By Maria Sonnenberg
The Boy Scout motto of "be prepared" equally applies to today's school nurses, who not only deal with the typical bruises and tummy aches that have always been part of school life, but must now contend with a student population that is increasingly more medically fragile.
As school systems face budget cuts, nurses must also adapt to a "migrant" lifestyle as they are assigned to several schools during a workweek.
"There have been a lot of changes in the last 20 years," said Pamelia Hamilton, community health nurse consultant and school health coordinator for the Brevard Department of Health, which supervises the 160 nurses and health technicians who serve public schools in Brevard County.
According to the National Association of School Nurses, a third of all school districts reduced nursing staff in the past year because of the recession, and a quarter of all school districts in the nation don't have nurses. In these districts, medical emergencies are typically handled by a school's front office staff, the way they were in Brevard until the late 1980s, when nurses were first introduced to local schools.
Brevard's ratio of nurse to students — about 1 per 450 — is exemplary, when considering that Florida, with a nurse-to-student ratio of 1 to 2,537, is at the bottom of the list in the number of nurses in schools. Only Utah, North Dakota and Michigan are worse off in numbers. Vermont, on the other hand, has a ratio of 1 nurse per 396 students.
The National Association of School Nurses recommends a 1-to-750 ratio for well students and 1 to 125 in student populations with complex health care needs.
"People who live here think our nursing program is the norm everywhere, but when they move out, they are in for a shock," Hamilton said.
"What we do is so extraordinary that we've been recognized with several awards."
The health department hires, trains and pays the school district's nurses. In turn, the district reimburses the health department for most costs incurred in running the program.
The foremost duty of a school nurse is to keep kids learning as long as possible.
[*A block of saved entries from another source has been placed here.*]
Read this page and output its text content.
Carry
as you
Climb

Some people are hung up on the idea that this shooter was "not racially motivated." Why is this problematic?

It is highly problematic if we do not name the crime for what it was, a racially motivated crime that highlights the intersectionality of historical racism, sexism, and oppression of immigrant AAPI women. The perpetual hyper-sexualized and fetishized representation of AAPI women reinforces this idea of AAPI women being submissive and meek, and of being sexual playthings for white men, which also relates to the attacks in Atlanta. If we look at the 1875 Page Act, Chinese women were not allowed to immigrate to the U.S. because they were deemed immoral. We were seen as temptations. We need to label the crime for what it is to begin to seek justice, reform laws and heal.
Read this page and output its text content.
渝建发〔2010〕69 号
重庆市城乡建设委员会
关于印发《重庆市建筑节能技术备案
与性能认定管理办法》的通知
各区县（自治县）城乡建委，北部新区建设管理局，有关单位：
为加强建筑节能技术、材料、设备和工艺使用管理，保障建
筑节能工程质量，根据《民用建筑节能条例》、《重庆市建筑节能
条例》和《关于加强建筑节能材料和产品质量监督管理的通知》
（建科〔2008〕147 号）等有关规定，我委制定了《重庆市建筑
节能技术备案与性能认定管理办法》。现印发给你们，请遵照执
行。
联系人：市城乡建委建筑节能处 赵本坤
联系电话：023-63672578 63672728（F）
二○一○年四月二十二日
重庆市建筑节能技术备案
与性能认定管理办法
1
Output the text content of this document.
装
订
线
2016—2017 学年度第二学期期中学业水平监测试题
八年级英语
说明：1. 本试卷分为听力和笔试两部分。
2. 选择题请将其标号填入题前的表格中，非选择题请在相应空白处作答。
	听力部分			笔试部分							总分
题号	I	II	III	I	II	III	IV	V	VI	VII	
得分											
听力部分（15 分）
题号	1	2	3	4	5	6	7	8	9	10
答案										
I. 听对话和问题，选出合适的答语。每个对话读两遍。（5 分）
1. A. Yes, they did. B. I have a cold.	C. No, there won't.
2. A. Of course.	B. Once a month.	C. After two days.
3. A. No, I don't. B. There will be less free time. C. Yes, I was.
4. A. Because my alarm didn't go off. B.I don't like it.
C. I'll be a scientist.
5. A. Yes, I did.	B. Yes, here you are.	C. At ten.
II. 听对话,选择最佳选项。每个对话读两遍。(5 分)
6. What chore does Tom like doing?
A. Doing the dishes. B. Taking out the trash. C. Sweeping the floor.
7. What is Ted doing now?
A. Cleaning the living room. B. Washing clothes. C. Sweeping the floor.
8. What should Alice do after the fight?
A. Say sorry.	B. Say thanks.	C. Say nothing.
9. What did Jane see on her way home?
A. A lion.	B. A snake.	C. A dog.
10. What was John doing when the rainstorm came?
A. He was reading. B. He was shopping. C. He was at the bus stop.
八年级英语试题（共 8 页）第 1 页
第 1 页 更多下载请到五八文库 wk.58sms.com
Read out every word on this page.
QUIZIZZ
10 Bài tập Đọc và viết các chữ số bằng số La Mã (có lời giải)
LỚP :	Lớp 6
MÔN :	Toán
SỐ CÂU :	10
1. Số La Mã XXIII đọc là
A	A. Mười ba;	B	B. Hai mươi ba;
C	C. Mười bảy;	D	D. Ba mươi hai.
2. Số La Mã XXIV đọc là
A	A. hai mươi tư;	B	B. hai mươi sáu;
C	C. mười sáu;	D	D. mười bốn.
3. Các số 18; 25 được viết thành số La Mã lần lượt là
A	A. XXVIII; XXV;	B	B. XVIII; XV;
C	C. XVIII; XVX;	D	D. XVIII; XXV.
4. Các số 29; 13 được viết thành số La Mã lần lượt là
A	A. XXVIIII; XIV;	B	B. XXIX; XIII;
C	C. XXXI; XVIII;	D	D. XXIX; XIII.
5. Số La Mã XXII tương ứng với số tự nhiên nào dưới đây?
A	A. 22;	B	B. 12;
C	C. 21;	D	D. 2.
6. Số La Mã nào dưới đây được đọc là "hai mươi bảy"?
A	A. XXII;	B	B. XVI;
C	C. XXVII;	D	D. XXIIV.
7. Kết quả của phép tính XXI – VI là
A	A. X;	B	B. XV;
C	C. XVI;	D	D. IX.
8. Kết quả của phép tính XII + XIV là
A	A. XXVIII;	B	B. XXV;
These days, that can take the form of fixing an accidentally stapled finger or a nasty cold, as it did years ago, but it can also entail helping a pregnant teen stay in school and teaching them to become a good mother. Brevard's Teen Parent Program, for example, assists about 250 pregnant girls at Palm Bay, Eau Gallie, Titusville and Cocoa high schools.
"We explain to them what is happening to their bodies and train them to care for their babies," Hamilton said.
School nurses today also go beyond the traditional boundaries of kindergarten to high school students. Nurse Travia Williams and her team of technicians travel through the county's Head Start program sites to provide the screening, physicals and related services necessary for the little ones to be better prepared when their school days start.
Other nurses are devoted to one-on-one care with medically needy students who otherwise would not be able to attend school.
School nurses are also tasked with managing children's increasingly complex medical conditions and chronic illnesses. A child may have a tracheotomy or require nasal gastric tube feeds by an experienced nurse. Nurses may be required to monitor students' insulin pumps and keep track of inhalers and EpiPens. In some instances, Medicaid pays for a private duty nurse to be with the student one-on-one throughout the school day.
"Professional responsibilities have not changed overall," said Carolyn Duff, president of the National Association of School Nurses. "What has changed is the increasing number of students with chronic health conditions, including asthma, diabetes and severe allergies. All of these conditions have the potential for life-threatening emergencies. What this means for school nurses is an increasing need to train and maintain a competent team of unlicensed school personnel to prevent, recognize and respond to emergencies.
"Another change is a welcome change," Duff said. "There is now a greater emphasis on prevention and wellness in health care."
"School nurses are identifying students at risk for both health and learning problems at an early age and are able to initiate early referrals for intervention and treatment."
The National Association of School Nurses lists data that underscores why school nurses' duties are so varied these days. Among students ages 12 to 19, pre-diabetes and diabetes has increased from 9 percent in 1999 to 23 percent in 2008, and 32 percent of children ages 2 to 19 are obese. More than 10 million children suffer from asthma. The prevalence of food allergies among children younger than 18 increased 19 percent from 1997 to 2007.
Mental health issues among students are on the rise. School nurses estimate they spent about a third of their time providing mental health services.
Overall, 15 percent to 18 percent of children and adolescents have a chronic health condition, nearly half of whom could be considered disabling.
The enactment of the Affordable Care Act could provide an opportunity to strengthen a nurse program that serves the nation's 52 million school-age children. For many of these students, the school nurse is the sole provider of access to health care.
Health care reform's emphasis on wellness dovetails with the goals of school nurses, who provide continuity of care and promote healthy lifestyles for students during their most critical developmental years. They perform early intervention services such as periodic assessments for vision, hearing and dental problems with the goal of removing barriers to learning.
States are testing different health care models for high value rather than high cost and high volume. School nurses are included in the plan.
"Health care reform will lead to greater opportunity for school nurses to successfully connect students from low-income families to medical homes, because more students will be insured," Duff said.
"More widespread access to medical homes will provide greater opportunity for school health services to focus on prevention and wellness and tighter management of students with chronic disease."